The Note: Touching a Nerve

The leadership-backed proposal "would temporarily bar lawmakers from privately financed trips and require lobbyists to disclose their gifts to lawmakers. The proposal also includes a requirement for lawmakers to disclose so-called earmarks, special financing for pet projects that they insert into legislation. . .," writes Stolberg.

Elana Schor and Patrick O'Connor of the Hill preview the results of the House GOP's yesterday meeting on lobbying reform, which will result this week in a bill expected "to impose new disclosure standards on lobbyist-paid gifts and meals, restrictions on privately sponsored travel and transparency requirements for member earmarks." LINK

Backed by recent examples, Alexander Bolton of the Hill points out that even if House members voted overwhelmingly to ban former lawmakers from gym facilities, these reforms are "largely meaningless" because lawmakers-turned-lobbyists still have access to members' dining rooms. LINK

Per the Associated Press, House Republicans last night said they would back legislation that would require lobbyists to disclose their gifts to lawmakers and would temporarily ban privately funded trips. LINK

Roll Call's ed board isn't letting Senate leaders forget that they promised to have a lobbying reform bill on the floor by March. It's the middle of March and the only thing they've delivered is a new date: April 10.
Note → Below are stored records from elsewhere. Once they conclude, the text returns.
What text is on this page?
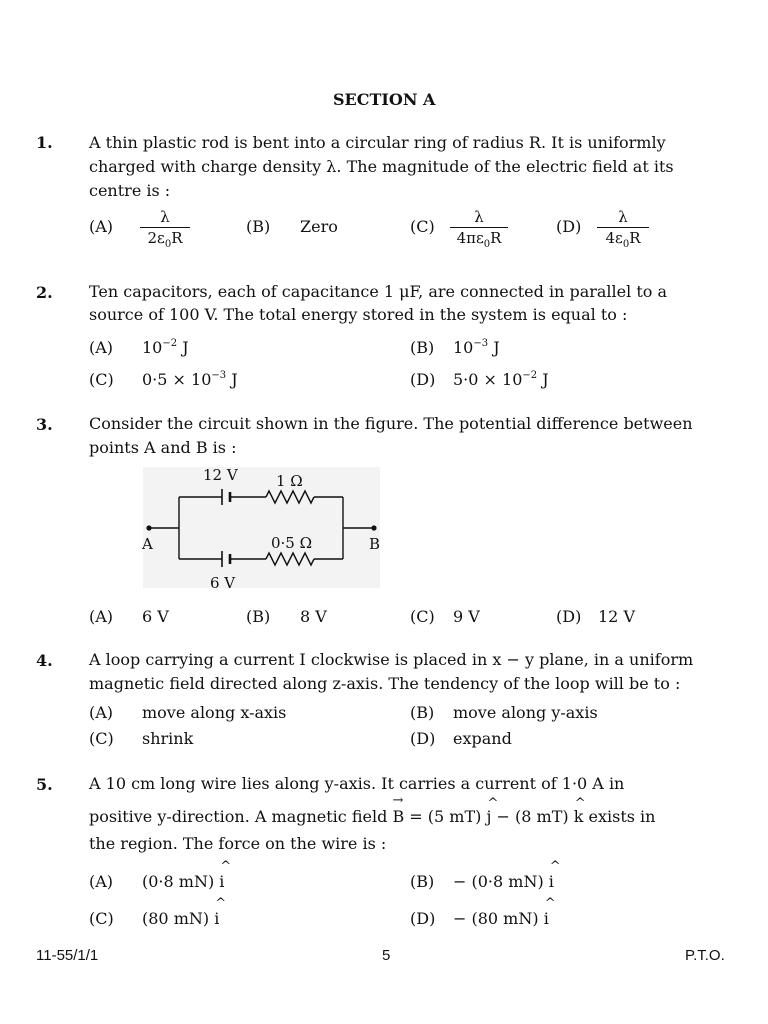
SECTION A
1. A thin plastic rod is bent into a circular ring of radius R. It is uniformly
charged with charge density λ. The magnitude of the electric field at its
centre is :
$(A) \frac{\lambda}{2\varepsilon_0R}$	(B) Zero	$(C) \frac{\lambda}{4\pi\varepsilon_0R}$	$(D) \frac{\lambda}{4\varepsilon_0R}$
2. Ten capacitors, each of capacitance 1 μF, are connected in parallel to a
source of 100 V. The total energy stored in the system is equal to :
(A) $10^{-2}$ J	(B) $10^{-3}$ J
(C) $0\cdot 5 \times 10^{-3}$ J	(D) $5\cdot 0 \times 10^{-2}$ J
3. Consider the circuit shown in the figure. The potential difference between
points A and B is :
12 V	1 Ω
0·5 Ω
6 V
A	B
(A) 6 V	(B) 8 V	(C) 9 V	(D) 12 V
4. A loop carrying a current I clockwise is placed in x − y plane, in a uniform
magnetic field directed along z-axis. The tendency of the loop will be to :
(A) move along x-axis	(B) move along y-axis
(C) shrink	(D) expand
5. A 10 cm long wire lies along y-axis. It carries a current of 1·0 A in
positive y-direction. A magnetic field → B = (5 mT) ^ j − (8 mT) ^ k exists in
the region. The force on the wire is :
(A) (0·8 mN) ^ i	(B) − (0·8 mN) ^ i
(C) (80 mN) ^ i	(D) − (80 mN) ^ i
11-55/1/1	5	P.T.O.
Per Bloomberg, Rep. Chris Shays (R-CT) and Rep. Martin Meehan (D-MA) say House Republicans are trying to undo their 2002 campaign finance legislation, which had banned unlimited corporate and union political donations, by blocking regulation of spending on the Internet. LINK

Politics of energy:

Yesterday's tough Judiciary Committee hearings for oil executives "underscored the potency of the energy issue for this year's election campaign," writes the Washington Post's Paul Blustein. LINK

"Republicans have generally sympathized with the free-market arguments advanced by the [oil] industry, but some fear that Democrats will exploit public discontent, especially in northern states."

The Wall Street Journal says former Sens. Bob Dole (R-KS) and Tom Daschle (D-SD) are joining an unlikely union of agricultural interests and environmental groups in order to push through new legislation to encourage renewable energy sources made from farm byproducts. No word yet on the farm team's stance on switchgrass.

The Schwarzenegger Era:

The Los Angeles Times' Dan Morain reports that film producer Rob Reiner's involvement with a California state commission has forced all 14 state Republican senators to publicly urge Gov. Schwarzenegger to remove Reiner from the panel. LINK

House of Labor:

David Leonahrdt of the New York Times suggests a Wal-Mart bank would be competition for Wall Street more than harm the "little guy." LINK

To which Wal-Mart Watch spokesgal Tracy Sefl replies: "It sounds like David Leonhardt bought a new Jump to Conclusions Mat at his local Wal-Mart."

On its blog late yesterday, the AFL-CIO unveiled a new union-sponsored study showing that Wal-Mart's "refusal" to pay "decent" wages and provide "affordable" health insurance is costing taxpayers "millions" to provide health care coverage to Wal-Mart workers. LINK

"Wal-Mart's refusal to pay decent wages and provide affordable health insurance to its workers puts it atop the list in at least 19 of the 23 states surveyed here," according to the AFL-CIO's report on "The Wal-Mart Tax."